Fenomena Awan Topi Di Gunung Lawu Cukup Berbahaya Untuk Penerbangan Rendah

Gunung Lawu memperlihatkan keindahannya kembali dengan kemunculan dari awan yang menyerupai topi. Gumpalan awan dengan bentuk menyerupai topi ini terlihat diatas puncak gunung yang berlokasi di perbatasan antara Jawa Tengah dan Jawa Timur ini.

Gunung Lawu memperlihatkan keindahannya kembali dengan kemunculan dari awan yang menyerupai topi. Gumpalan awan dengan bentuk menyerupai topi ini terlihat diatas puncak gunung yang berlokasi di perbatasan antara Jawa Tengah dan Jawa Timur ini.

BMKG angkat bicara mengenai fenomena alam ini yang bukan pertama kali. Awan berbentuk topi ini disebut dengan nama lenticuralis atau "Topi" yang biasanya muncul di pegunungan atau dataran tinggi.

"Foto tersebut bukanlah editan karena tim di sekitar lokasi telah mengonfirmasi fenomena ini. Awan ini dikenal dengan nama lenticularis yang muncul di sekitar gunung ataupun dataran yang tinggi," jelas Kepala Stasiun Geofisika BMKG, Sawahan, Nganjuk, Muhammad Chudori.

Awan dengan bentuk topi ini secara umum tidaklah berbahaya akan tetapi untuk penerbangan, awan ini cukup merepotkan karena akan menyebabkan guncangan pada pesawat yang melewati awan ini.

Fenomena Awan Topi Di Gunung Lawu Cukup Berbahaya Untuk Penerbangan Rendah.jpg, Oct 2019

"Secara umum tidaklah berbahaya akan tetapi untuk penerbangan akan sangat menganggu dan berbahaya karena pesawat akan mengalami turbulensi selama berada di dalam awan tersebut," jelasnya.

Chudori menjelaskan bahwa awan lenticularis ini terjadi disebabkan oleh gelombang gunung atau angin lapisan atas yang cukup kuat. Gelombang angin diatas permukaan ini muncul dari salah satu sisi gunung dan membentur dinding pegunungan sehingga menyebabkan turbulensi pada sisi sebaliknya.

"Jadi ini terjadi karena adanya gelombang gunung atau angin lapisan atas yang cukup kuat dari salah satu sisi gunung dan membentur dinding pegunungan sehingga menyebabkan turbulensi pada sisi lainnya. Akhirnya menyebabkan awan bertingkat dan berputar seperti lensa. Awan ini mengindikasikan adanya putaran angin yang kuat secara vertikal sehingga sanggat berbahaya unutk penerbangan dengan ketinggian yang rendah seperti helikopter," jelasnya.

Chudori menambahkan bahwa fenomena ini secara meteorologi tidaklah mengindikasikan adanya fenomena lain seperti gempa ataupun bencana besar.
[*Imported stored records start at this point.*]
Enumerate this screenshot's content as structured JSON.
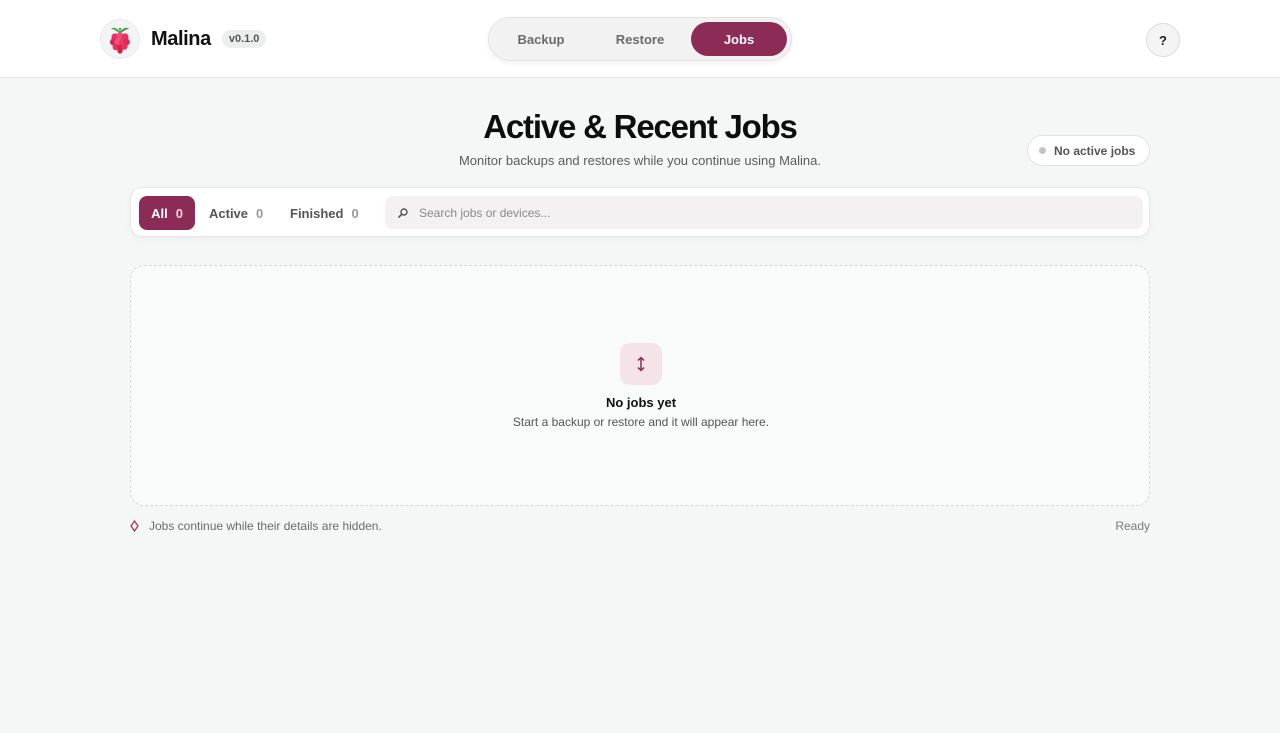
{
  "header": {
    "app_name": "Malina",
    "version": "v0.1.0",
    "logo_icon": "raspberry-icon",
    "nav": [
      {
        "label": "Backup",
        "selected": false
      },
      {
        "label": "Restore",
        "selected": false
      },
      {
        "label": "Jobs",
        "selected": true
      }
    ],
    "help_label": "?"
  },
  "main": {
    "title": "Active & Recent Jobs",
    "subtitle": "Monitor backups and restores while you continue using Malina.",
    "status_pill": "No active jobs",
    "filters": [
      {
        "label": "All",
        "count": "0",
        "selected": true
      },
      {
        "label": "Active",
        "count": "0",
        "selected": false
      },
      {
        "label": "Finished",
        "count": "0",
        "selected": false
      }
    ],
    "search": {
      "placeholder": "Search jobs or devices...",
      "value": "",
      "icon": "search-icon"
    },
    "empty": {
      "icon": "up-down-arrow-icon",
      "title": "No jobs yet",
      "subtitle": "Start a backup or restore and it will appear here."
    }
  },
  "footer": {
    "note_icon": "diamond-icon",
    "note": "Jobs continue while their details are hidden.",
    "status": "Ready"
  },
  "colors": {
    "accent": "#8c2b55",
    "background": "#f4f7f6",
    "surface": "#ffffff",
    "empty_icon_bg": "#f5e3ea"
  }
}
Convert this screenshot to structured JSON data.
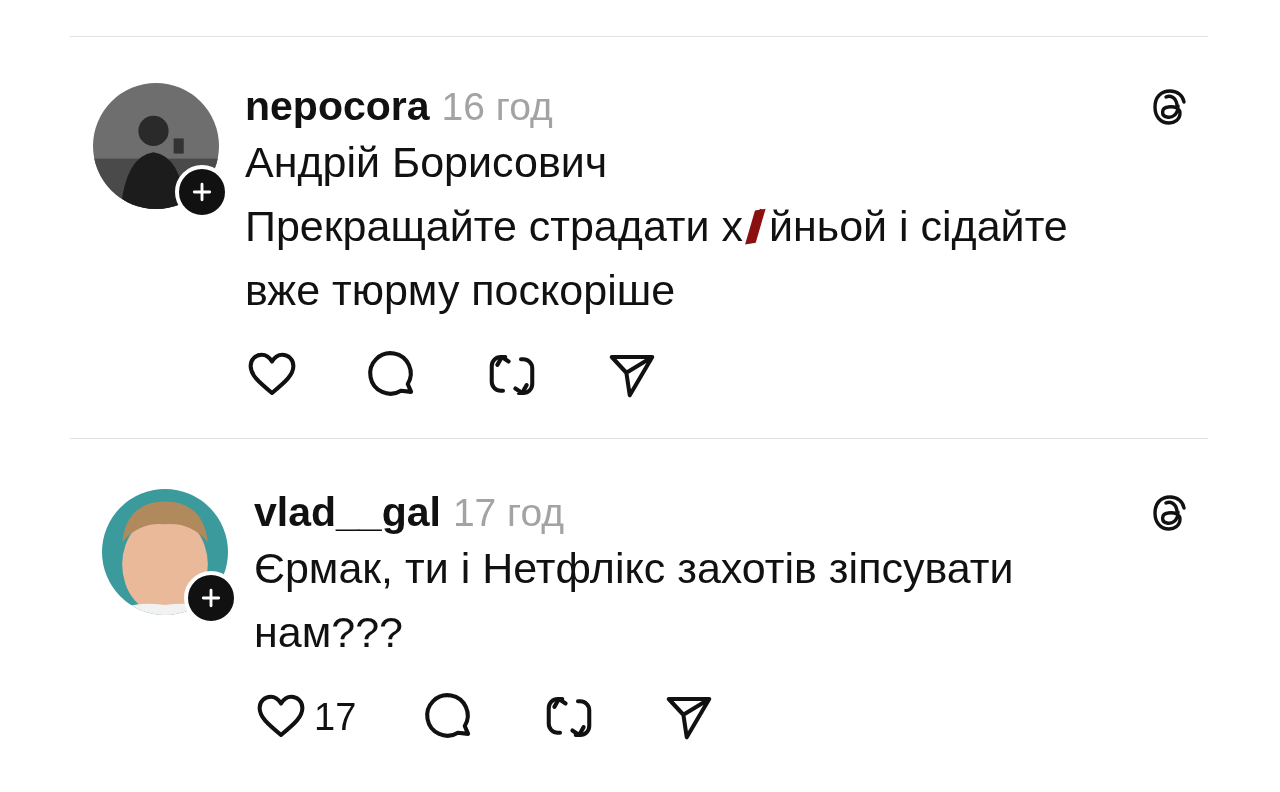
{
  "posts": [
    {
      "username": "nepocora",
      "time": "16 год",
      "lines": [
        [
          {
            "kind": "text",
            "text": "Андрій Борисович"
          }
        ],
        [
          {
            "kind": "text",
            "text": "Прекращайте страдати х"
          },
          {
            "kind": "censor",
            "color": "#8b1010"
          },
          {
            "kind": "text",
            "text": "йньой і сідайте"
          }
        ],
        [
          {
            "kind": "text",
            "text": "вже тюрму поскоріше"
          }
        ]
      ]
    },
    {
      "username": "vlad__gal",
      "time": "17 год",
      "likes": "17",
      "lines": [
        [
          {
            "kind": "text",
            "text": "Єрмак, ти і Нетфлікс захотів зіпсувати"
          }
        ],
        [
          {
            "kind": "text",
            "text": "нам???"
          }
        ]
      ]
    }
  ]
}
Awan ini hanya mengindikasikan terdapat turbulensi pada lapisan atas.

"Fenomena ini cukup jarang terjadi dan hanya bersifat sementara atau pada waktu tertentu saja. Tandanya dari fenomena ini adalah kecepatan angin yang cukup kuat selama beberapa hari disekitar pegunungan," jelasnya.

Keindahan puncak Gunung Lawu kembali menjadi perbincangan dikarenakan munculnya awan topi ini. Fenomena ini menarik perhatian yang cukup banyak terutama warga dari Kabupaten Magetan yang tinggal cukup dekat dengan Gunung Lawu.

"Gunungnya indah ada topi diatasnya," kata Aqilah, salah satu siswi dari SDIT Salsabila, Kecamatan Tebon Barat, Magetan.

Munculnya awan ini terlihat sejak pukul 5 pagi hingga 8 pagi. Banyak warga sekitar yang mengabadikan fenomena alam ini dan mengunggahnya ke media sosial.